El secreto de la vida me lo enseñó mi padre posiblemente sin saberlo —yo, sin ir más lejos, no caí hasta antes de ayer, mirando álbumes—, aquel verano remoto en que quiso llevarme a conocer el mar. Con conocer el mar yo me refiero a navegarlo como los ricos, que suelen ser los que mejor conocen las cosas. Sucedió un día que regresaba de mi rutina playera diaria, consistente en evitar en la medida de lo posible llenarme de arena y de disgustos, dos cosas que siempre vuelven y además en forma de tragedia. Iba maldiciendo para mis adentros y soñando para mis afueras, supongo que con grandes veleros que pretendían simbolizar la libertad, hasta que mi padre me escuchó. "Hijo mío, si eres inteligente nunca te comprarás un barco", me dijo, pecando de optimista. "Dejarás que algún amigo lo haga por ti". Después se llevó una patata a la boca y permitió que la brisa mediterránea acariciara sus bigotes sabios, cargándose de autoridad. Al día siguiente estábamos en la cubierta del de su amigo Ernesto. Y jamás miramos para atrás.

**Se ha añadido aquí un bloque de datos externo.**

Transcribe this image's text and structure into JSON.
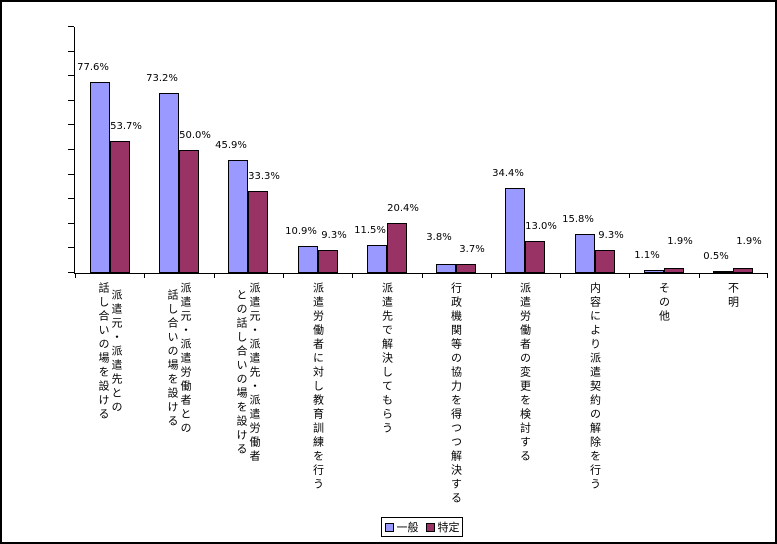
{
  "chart_data": {
    "type": "bar",
    "title": "",
    "categories": [
      "派遣元・派遣先との話し合いの場を設ける",
      "派遣元・派遣労働者との話し合いの場を設ける",
      "派遣元・派遣先・派遣労働者との話し合いの場を設ける",
      "派遣労働者に対し教育訓練を行う",
      "派遣先で解決してもらう",
      "行政機関等の協力を得つつ解決する",
      "派遣労働者の変更を検討する",
      "内容により派遣契約の解除を行う",
      "その他",
      "不明"
    ],
    "category_label_lines": [
      [
        "派遣元・派遣先との",
        "話し合いの場を設ける"
      ],
      [
        "派遣元・派遣労働者との",
        "話し合いの場を設ける"
      ],
      [
        "派遣元・派遣先・派遣労働者",
        "との話し合いの場を設ける"
      ],
      [
        "派遣労働者に対し教育訓練を行う"
      ],
      [
        "派遣先で解決してもらう"
      ],
      [
        "行政機関等の協力を得つつ解決する"
      ],
      [
        "派遣労働者の変更を検討する"
      ],
      [
        "内容により派遣契約の解除を行う"
      ],
      [
        "その他"
      ],
      [
        "不明"
      ]
    ],
    "series": [
      {
        "name": "一般",
        "color": "#9999FF",
        "values": [
          77.6,
          73.2,
          45.9,
          10.9,
          11.5,
          3.8,
          34.4,
          15.8,
          1.1,
          0.5
        ]
      },
      {
        "name": "特定",
        "color": "#993366",
        "values": [
          53.7,
          50.0,
          33.3,
          9.3,
          20.4,
          3.7,
          13.0,
          9.3,
          1.9,
          1.9
        ]
      }
    ],
    "value_label_suffix": "%",
    "ylim": [
      0,
      100
    ],
    "y_tick_step": 10,
    "y_tick_labels_visible": false,
    "grid": false,
    "legend_position": "bottom",
    "bar_border_color": "#000000",
    "background_color": "#FFFFFF"
  }
}
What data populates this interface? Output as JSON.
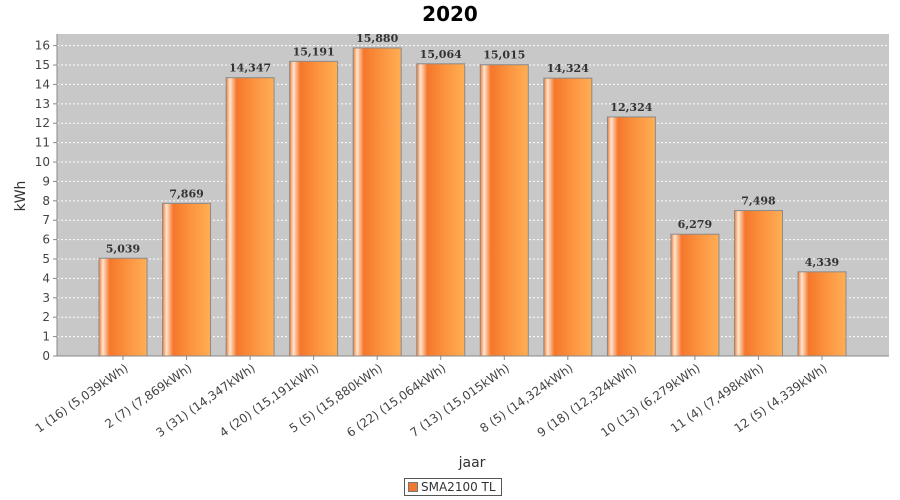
{
  "chart_data": {
    "type": "bar",
    "title": "2020",
    "xlabel": "jaar",
    "ylabel": "kWh",
    "ylim": [
      0,
      16.6
    ],
    "yticks": [
      0,
      1,
      2,
      3,
      4,
      5,
      6,
      7,
      8,
      9,
      10,
      11,
      12,
      13,
      14,
      15,
      16
    ],
    "grid": true,
    "legend_position": "bottom-center",
    "categories": [
      "1 (16)  (5,039kWh)",
      "2 (7)  (7,869kWh)",
      "3 (31)  (14,347kWh)",
      "4 (20)  (15,191kWh)",
      "5 (5)  (15,880kWh)",
      "6 (22)  (15,064kWh)",
      "7 (13)  (15,015kWh)",
      "8 (5)  (14,324kWh)",
      "9 (18)  (12,324kWh)",
      "10 (13)  (6,279kWh)",
      "11 (4)  (7,498kWh)",
      "12 (5)  (4,339kWh)"
    ],
    "series": [
      {
        "name": "SMA2100 TL",
        "color": "#f4772f",
        "values": [
          5.039,
          7.869,
          14.347,
          15.191,
          15.88,
          15.064,
          15.015,
          14.324,
          12.324,
          6.279,
          7.498,
          4.339
        ],
        "labels": [
          "5,039",
          "7,869",
          "14,347",
          "15,191",
          "15,880",
          "15,064",
          "15,015",
          "14,324",
          "12,324",
          "6,279",
          "7,498",
          "4,339"
        ]
      }
    ],
    "plot_background": "#c8c8c8"
  }
}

De aquello no saqué nada en claro hasta hace bien poco, como he dicho. Pero es que es necesario haber atravesado ciertas fronteras vitales para entender todos los réditos que puede aportar la amistad. El otro día, en X, A. hacía balance de lo que es pasar un verano con sus amigas abogadas: "1. Gratis un vuelo por retraso. 2. En un restaurante nos intentaron timar y al final acabaron indemnizándonos. 3. Nos libramos de un golpe que tenía el coche de alquiler y que nos querían colar". Llegué a la conclusión de que me faltan amigos abogados. Y sólo un segundo después caí en la cuenta de que no me vendría mal algún amigo médico también. Y un farmacéutico, pienso ahora. Y un policía. Y un electricista, se me ocurre. Y, por qué no, un constructor. Alguien que me ayude a saltarme la cola en el estanco. Y un domador de caballos seguro que alguna ventaja nos da. Todo regado con las aportaciones desinteresadas de ese amigo millonario que también me falta. Y así hasta formar una recua maravillosa que me permita llevar la vida de ministro que merezco sin necesidad de tener que estrechar lazos con ningún ministro de verdad.
Desde entonces, mis sueños han cambiado. Ahora si despierto por las noches no lo hago lamentando no haber entrenado al tenis desde los tres años, arrepentimiento tan prolongado en el tiempo que me sorprende no haber conseguido revertirlo a estas alturas para ganarme una segunda oportunidad. Con lo que sueño es con regresar atrás para añadir unos cuantos amigos a mi lista; o con influir en los que todavía tengo para que desarrollen profesiones de las que, a la larga, todos nos podamos aprovechar. Curiosamente, nunca he soñado con convertirme en alguien útil yo mismo. Pero supongo que eso es porque soy una persona excesivamente generosa. Disfruto más del éxito de los demás.